I am grateful for the caution about using the word saint.  That is very helpful.  I used the word in a secular way, meaning that I did not want to gloss over anything.  

The question about cannonization is really interesting.  I believe that individuals are cannonized because they have refused to abandon their faith in God even when all human effort to save them has failed.  A perfect example is Saint Dymphna.    

Saint Dymphna was fourteen when her mother died. When her father Damon went insane because of his distress over the loss of his wife, his evil advisers told him to marry his own daughter. Dymphna fled from her castle in Ireland together with St. Gerebran, her confessor and two other friends.

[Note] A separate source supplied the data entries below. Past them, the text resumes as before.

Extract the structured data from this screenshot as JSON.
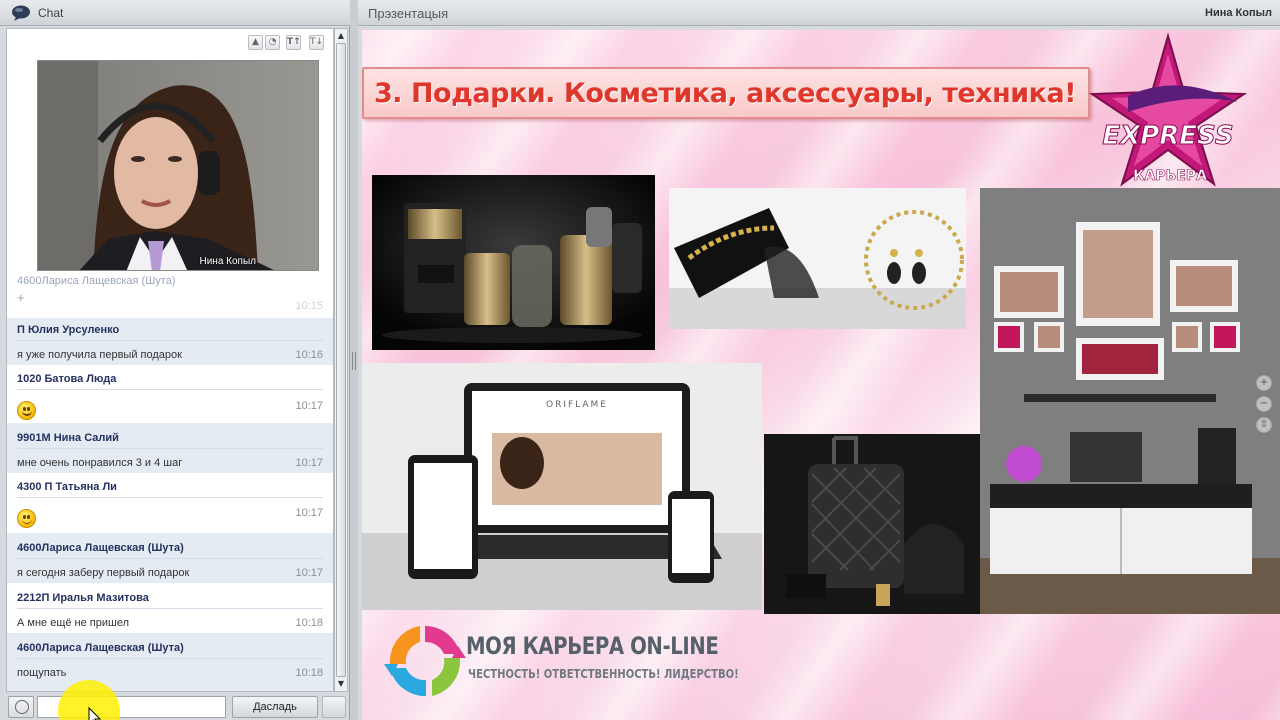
{
  "chat": {
    "title": "Chat",
    "webcam_name": "Нина Копыл",
    "messages": [
      {
        "author": "4600Лариса Лащевская (Шута)",
        "text": "",
        "time": "10:15",
        "faded": true
      },
      {
        "author": "П Юлия Урсуленко",
        "text": "я уже получила первый подарок",
        "time": "10:16"
      },
      {
        "author": "1020 Батова Люда",
        "emoji": "grin-face",
        "time": "10:17"
      },
      {
        "author": "9901М Нина Салий",
        "text": "мне очень понравился 3 и 4 шаг",
        "time": "10:17"
      },
      {
        "author": "4300 П Татьяна Ли",
        "emoji": "smile-face",
        "time": "10:17"
      },
      {
        "author": "4600Лариса Лащевская (Шута)",
        "text": "я сегодня заберу  первый подарок",
        "time": "10:17"
      },
      {
        "author": "2212П Иралья Мазитова",
        "text": "А мне ещё не пришел",
        "time": "10:18"
      },
      {
        "author": "4600Лариса Лащевская (Шута)",
        "text": "пощупать",
        "time": "10:18"
      }
    ],
    "input_value": "",
    "send_label": "Дасладь"
  },
  "presentation": {
    "title": "Прэзентацыя",
    "presenter": "Нина Копыл",
    "slide_title": "3. Подарки. Косметика, аксессуары, техника!",
    "logo_express": "EXPRESS",
    "logo_karera": "КАРЬЕРА",
    "brand": "МОЯ КАРЬЕРА ON-LINE",
    "tagline": "ЧЕСТНОСТЬ! ОТВЕТСТВЕННОСТЬ! ЛИДЕРСТВО!",
    "laptop_brand": "ORIFLAME"
  },
  "colors": {
    "slide_title": "#e0372d",
    "author": "#25325f",
    "accent_pink": "#c2187a"
  }
}
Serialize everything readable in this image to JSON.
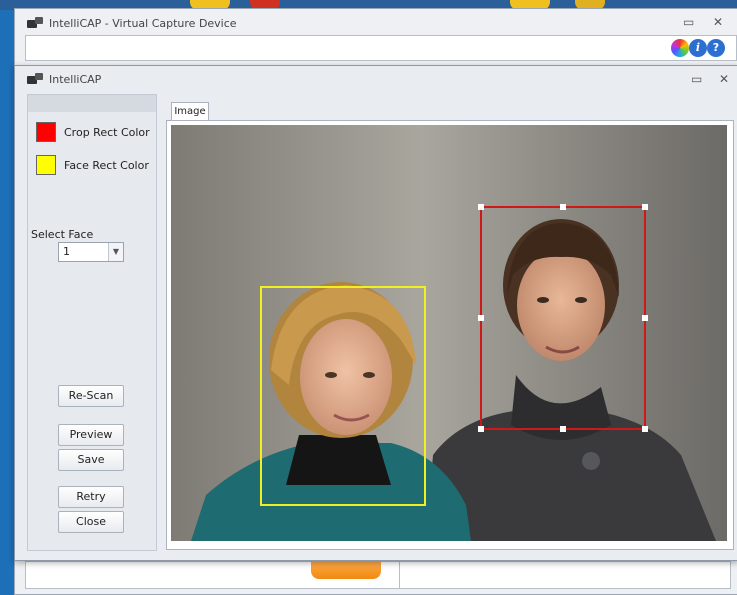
{
  "back_window": {
    "title": "IntelliCAP - Virtual Capture Device"
  },
  "front_window": {
    "title": "IntelliCAP"
  },
  "window_controls": {
    "minimize": "▭",
    "close": "✕"
  },
  "toolbar_icons": [
    "color-wheel-icon",
    "info-icon",
    "help-icon"
  ],
  "toolbar_glyphs": {
    "info": "i",
    "help": "?"
  },
  "left_panel": {
    "crop_rect_color": {
      "label": "Crop Rect Color",
      "color": "#ff0000"
    },
    "face_rect_color": {
      "label": "Face Rect Color",
      "color": "#ffff00"
    },
    "select_face": {
      "label": "Select Face",
      "value": "1"
    },
    "buttons": {
      "rescan": "Re-Scan",
      "preview": "Preview",
      "save": "Save",
      "retry": "Retry",
      "close": "Close"
    }
  },
  "image_tab": {
    "label": "Image"
  },
  "colors": {
    "crop_rect": "#d01818",
    "face_rect": "#f0f020",
    "accent_orange": "#f08a10"
  }
}
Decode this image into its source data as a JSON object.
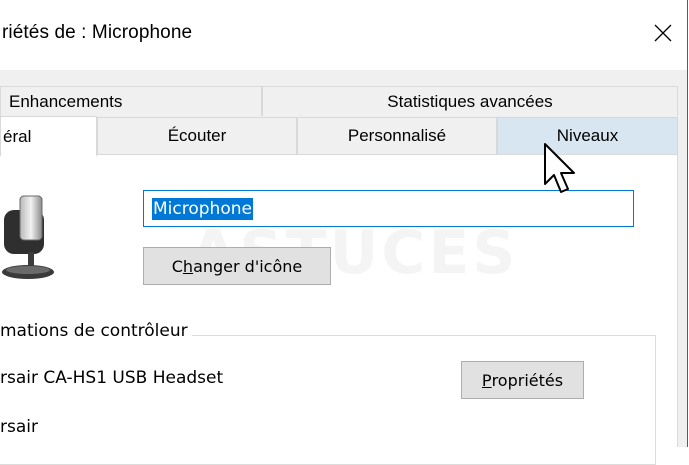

Damon found them in a forest near Gheel, Belgium. He gave orders that the priest's head be cut off. Then Damon tried to persuade his daughter to return to Ireland with him. When she refused, he drew his sword and struck off her head. She was then only fifteen years of age. Dymphna received the crown of martyrdom in defense of her purity about the year 620.  

Dymphna was cannonized, not for her adherence to a religious doctrine, but for her love for God that was even more sacred to her than the sanctity of human life.  

I believe this is why Nicholas and Alexandra were cannonized.  Certainly the Empress trust in God was more sacred to her than the sancitity of human life.  

Thank you again for that helpful point about using the word saint.  I forget the broad perspective of individuals who read this website and your guideness is really helpful.